The film’s attention alights on two such lonely people, whose paths cross at the airport Hilton. Gary Newman (Josh Charles) is a Silicon Valley businessman, stopping overnight for a quick meeting en route to Dubai. Audrey Camuzet (Anaïs Demoustier) is a college student (or maybe a recent college dropout) who works cleaning rooms at the hotel. Neither is entirely alone in the world — she has a nagging father on the other end of the phone, he has a wife, children and co-workers tracking his movements — but each seems to float in a bubble of alienated solitude.
Pascale Ferran, the director and co-writer (with Guillaume Bréaud) of this entrancing and surprising film, starts out by following Audrey and Gary through cycles of boredom and distraction, with some attention to the small pleasures that help relieve the anomie. Gary soothes himself with cigarettes and minibar scotch. Audrey discreetly eavesdrops on hallway conversations and darts like a hermit crab from room to room, as if briefly occupying the lives of whoever was just there.
Gary’s disaffection suddenly blooms into a crisis. He decides, impulsively but irrevocably, to walk away from his life — his job, his family, his responsibilities — and start something new. This does not go over well back home, and a series of heated phone calls and one very long, very painful video chat (between Gary and his wife, played by Radha Mitchell) suggest both the causes and the costs of his action. Ms. Ferran observes it all with tender objectivity, and Mr. Charles (known to fans of “The Good Wife” as Will Gardner) does not strain to make Gary either especially likable or overtly unsympathetic. Ms. Demoustier, for her part, hints at a complicated and volatile inner life behind Audrey’s quiet, slightly mousy appearance.

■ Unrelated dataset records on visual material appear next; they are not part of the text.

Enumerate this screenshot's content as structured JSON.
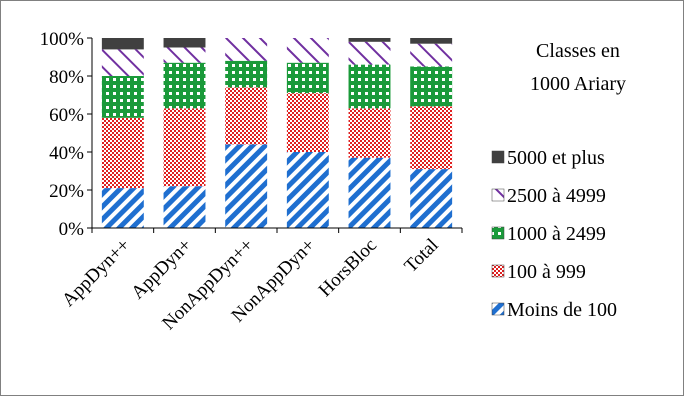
{
  "chart_data": {
    "type": "bar",
    "stacked": true,
    "percent": true,
    "categories": [
      "AppDyn++",
      "AppDyn+",
      "NonAppDyn++",
      "NonAppDyn+",
      "HorsBloc",
      "Total"
    ],
    "ylim": [
      0,
      100
    ],
    "yticks": [
      "0%",
      "20%",
      "40%",
      "60%",
      "80%",
      "100%"
    ],
    "legend_title": "Classes en 1000 Ariary",
    "legend_title_lines": [
      "Classes en",
      "1000 Ariary"
    ],
    "legend_position": "right",
    "series": [
      {
        "name": "Moins de 100",
        "values": [
          21,
          22,
          44,
          40,
          37,
          31
        ],
        "color": "#1f6fd0",
        "pattern": "diagonal-stripes"
      },
      {
        "name": "100 à 999",
        "values": [
          37,
          41,
          30,
          31,
          26,
          33
        ],
        "color": "#e02020",
        "pattern": "checker"
      },
      {
        "name": "1000 à 2499",
        "values": [
          22,
          24,
          14,
          16,
          23,
          21
        ],
        "color": "#1a9a3a",
        "pattern": "dots"
      },
      {
        "name": "2500 à 4999",
        "values": [
          14,
          8,
          12,
          13,
          12,
          12
        ],
        "color": "#7030a0",
        "pattern": "wide-diagonal"
      },
      {
        "name": "5000 et plus",
        "values": [
          6,
          5,
          0,
          0,
          2,
          3
        ],
        "color": "#404040",
        "pattern": "solid"
      }
    ],
    "legend_order": [
      4,
      3,
      2,
      1,
      0
    ]
  }
}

It is not inaccurate to describe “Bird People” as the story of an encounter between a drifting young woman and a man facing the confusion of impending middle age — a variation on the themes of Sofia Coppola’s “Lost in Translation,” perhaps, though, of course, the premise could be exploited in tawdrier or more provocative ways. You may, based on this description — or during the first half of the movie — think that you know where this story is going. I guarantee that you are wrong.
There are plot twists, and then there is what Ms. Ferran does here, which is to transform — impetuously, improbably and altogether marvelously — this somber, realistic tale into something else entirely. I don’t want to say exactly what, and I’m not sure I can. But Ms. Ferran manages to find a strange and yet still completely persuasive point of contact between the literal and the magical, between the austere, responsible aesthetics of contemporary art cinema and a realm of imagination suggestive of fairy tales, Ovid’s“Metamorphoses” and the fiction of Haruki Murakami.
Let me come down to earth before I fly into a spoiler. Ms. Ferran, whose “Lady Chatterley” (2007) turned an early version of D. H. Lawrence’s barnyard bodice-ripper into a sensuous, flower-bedecked pastoral, is an audacious and idiosyncratic filmmaker with the ability to find unexpected shades of emotion in characters and places. The environs of an international airport are, almost by design, drab and soulless, but in “Bird People,” the human presence and the persistence of nature (in the shape of errant sparrows and scraps of greenery) create the potential for beauty and meaning.
Which is not to suggest that this film is a sentimental or softheaded fable. On the contrary, Ms. Ferran is attuned to the sorrow that Audrey and Gary carry with them, and also to the spiritual emptiness and the moral indifference of the world around them. (In one poignant sequence, Audrey discovers that the hotel’s dapper and confident night receptionist, played by Roschdy Zem, has no home and sleeps in his car.) Viewed from a certain angle, “Bird People” is a very sad movie. But it’s also a lark.